"Cheer Up Our Economy, Advancing Korean Finance" Forum
Insurance and Credit Finance Industries Also Need to Prepare for the Era of 3 Highs
"Calls for Risk Management and Resolution of Reverse Discrimination"
[Asia Economy Reporter Minwoo Lee] As domestic and international economic growth is expected to slow this year, an analysis has emerged that insurance companies and specialized credit finance firms need to prepare thoroughly. Insurance companies must devise countermeasures in line with the new accounting standards and focus on creating additional revenue sources. Furthermore, the 'reverse discrimination' regulations against card companies and capital firms need to be resolved to effectively respond to crisis situations.
Complex Uncertainties Approaching... Urgent Need for Risk Management
These views were expressed at the '2023 Cheer Up Our Economy, Advancing Korean Finance' seminar hosted by the office of Yoon Chang-hyun of the People Power Party on the 4th. Cho Young-hyun, head of the Financial System Research Division at the Korea Insurance Research Institute, emphasized that the insurance industry will face complex uncertainties this year. Cho stated, "During an economic recession, insurance demand contracts and cancellations increase, which can slow growth. Additionally, if moral hazard causes insurance payouts to rise, loss ratios will increase, reducing profitability. To maintain growth and profitability, companies need to establish product sales strategies, streamline insurance operations by managing business expenses and insurance payout leakages, and strengthen liquidity and credit risk management."

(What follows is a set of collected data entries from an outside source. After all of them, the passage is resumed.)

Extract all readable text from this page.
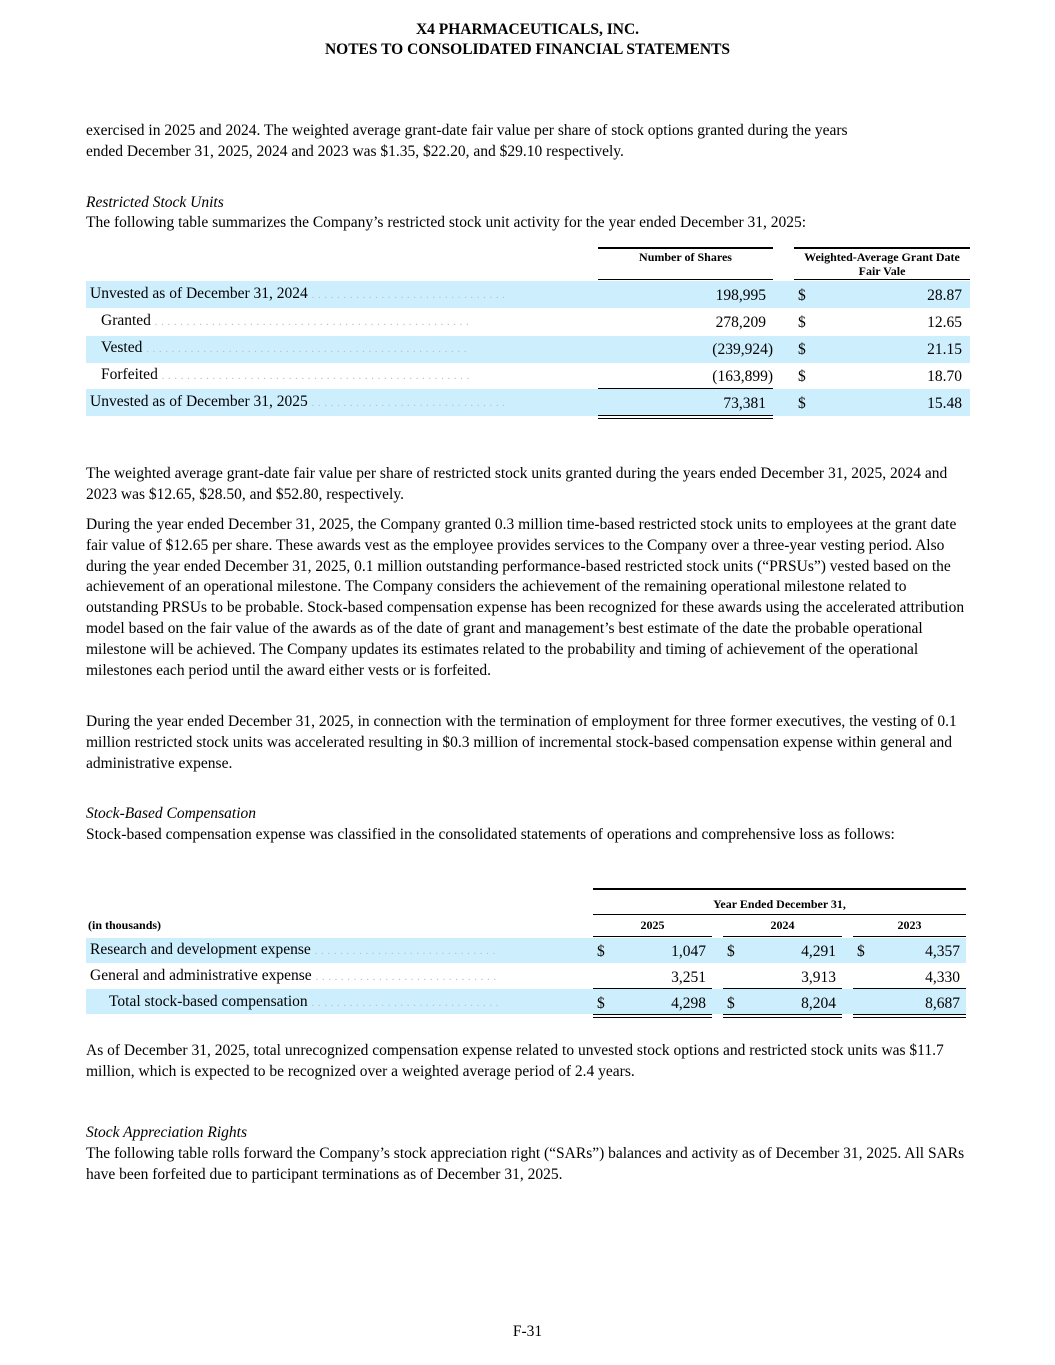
X4 PHARMACEUTICALS, INC.
NOTES TO CONSOLIDATED FINANCIAL STATEMENTS
exercised in 2025 and 2024. The weighted average grant-date fair value per share of stock options granted during the years
ended December 31, 2025, 2024 and 2023 was $1.35, $22.20, and $29.10 respectively.
Restricted Stock Units
The following table summarizes the Company’s restricted stock unit activity for the year ended December 31, 2025:
Number of Shares	Weighted-Average Grant Date Fair Vale
Unvested as of December 31, 2024 ...............................	198,995 $	28.87
Granted ..................................................	278,209 $	12.65
Vested ...................................................	(239,924) $	21.15
Forfeited .................................................	(163,899) $	18.70
Unvested as of December 31, 2025 ...............................	73,381 $	15.48
The weighted average grant-date fair value per share of restricted stock units granted during the years ended December 31, 2025, 2024 and 2023 was $12.65, $28.50, and $52.80, respectively.
During the year ended December 31, 2025, the Company granted 0.3 million time-based restricted stock units to employees at the grant date fair value of $12.65 per share. These awards vest as the employee provides services to the Company over a three-year vesting period. Also during the year ended December 31, 2025, 0.1 million outstanding performance-based restricted stock units (“PRSUs”) vested based on the achievement of an operational milestone. The Company considers the achievement of the remaining operational milestone related to outstanding PRSUs to be probable. Stock-based compensation expense has been recognized for these awards using the accelerated attribution model based on the fair value of the awards as of the date of grant and management’s best estimate of the date the probable operational milestone will be achieved. The Company updates its estimates related to the probability and timing of achievement of the operational milestones each period until the award either vests or is forfeited.
During the year ended December 31, 2025, in connection with the termination of employment for three former executives, the vesting of 0.1 million restricted stock units was accelerated resulting in $0.3 million of incremental stock-based compensation expense within general and administrative expense.
Stock-Based Compensation
Stock-based compensation expense was classified in the consolidated statements of operations and comprehensive loss as follows:
Year Ended December 31,
(in thousands)	2025	2024	2023
Research and development expense .............................	$	1,047 $	4,291 $	4,357
General and administrative expense .............................	3,251	3,913	4,330
Total stock-based compensation ..............................	$	4,298 $	8,204	8,687
As of December 31, 2025, total unrecognized compensation expense related to unvested stock options and restricted stock units was $11.7 million, which is expected to be recognized over a weighted average period of 2.4 years.
Stock Appreciation Rights
The following table rolls forward the Company’s stock appreciation right (“SARs”) balances and activity as of December 31, 2025. All SARs have been forfeited due to participant terminations as of December 31, 2025.
F-31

He also analyzed that liquidity risk must be managed more meticulously. Traditionally, the industry has not faced significant liquidity risk, but due to financial market instability, issues such as ▲negative growth in savings-type insurance ▲reverse 'money moves' caused by high interest rates ▲and conditions linked to a decade-long low interest rate environment could emerge as problems. Especially since bond market instability is expected to continue in the first half of this year, insurance companies that must repay capital securities should proactively establish funding plans. In fact, from the end of December last year through the first half of this year, eight insurance companies face repayment or early redemption (call option) deadlines, totaling 2.1 trillion KRW.
There is also a need to manage inflation risk. Since insurance claims are based on the inflation level at the time of payout rather than at the contract signing, long-term products are more exposed to inflation risk, which can impact profitability. Moreover, inflation-induced economic recession may trigger insurance contract cancellations, and rapid fund shifts to bank deposit and savings products could further increase risks.
Additionally, the introduction of new market-value-based accounting standards such as IFRS17 and K-ICS is considered a major issue to address. Given the uncertainty about the outcomes of these new systems, it is necessary to explore appropriate management strategies by assuming various scenarios.
"Big Tech Needs to Resolve 'Reverse Discrimination' Compared to Financial Sector"
The specialized credit finance industry, including card and capital companies, insists that resolving 'reverse discrimination' is urgent. In the era of the three highs?high interest rates, high inflation, and high exchange rates?they lack deposit-taking functions and are sensitive to economic fluctuations, thus suffering more from recession shocks. They particularly demand equal regulation for postpaid payment services allowed to fintech companies. Park Tae-joon, head of the Credit Finance Research Institute, said, "Although the amendment to the Electronic Financial Transactions Act allows fintech and other electronic financial operators to provide postpaid payment services, which function identically to credit card services by card companies, they are not subject to entry regulations or price regulations designed to protect small businesses." He emphasized, "It is necessary to supplement the Specialized Credit Finance Business Act to implement unified regulations."
Similarly, the capital industry also points out reverse discrimination. Park explained, "Strict real estate lease entry regulations make it difficult to handle real estate leases related to new industry infrastructure such as data centers and electric/hydrogen vehicle charging stations. Among financial sectors, capital companies are the only ones unable to conduct insurance agency operations, limiting opportunities to develop various linked products." He added, "Considering that banks, credit cards, and insurance companies all participate in automobile finance products, these regulations constitute reverse discrimination."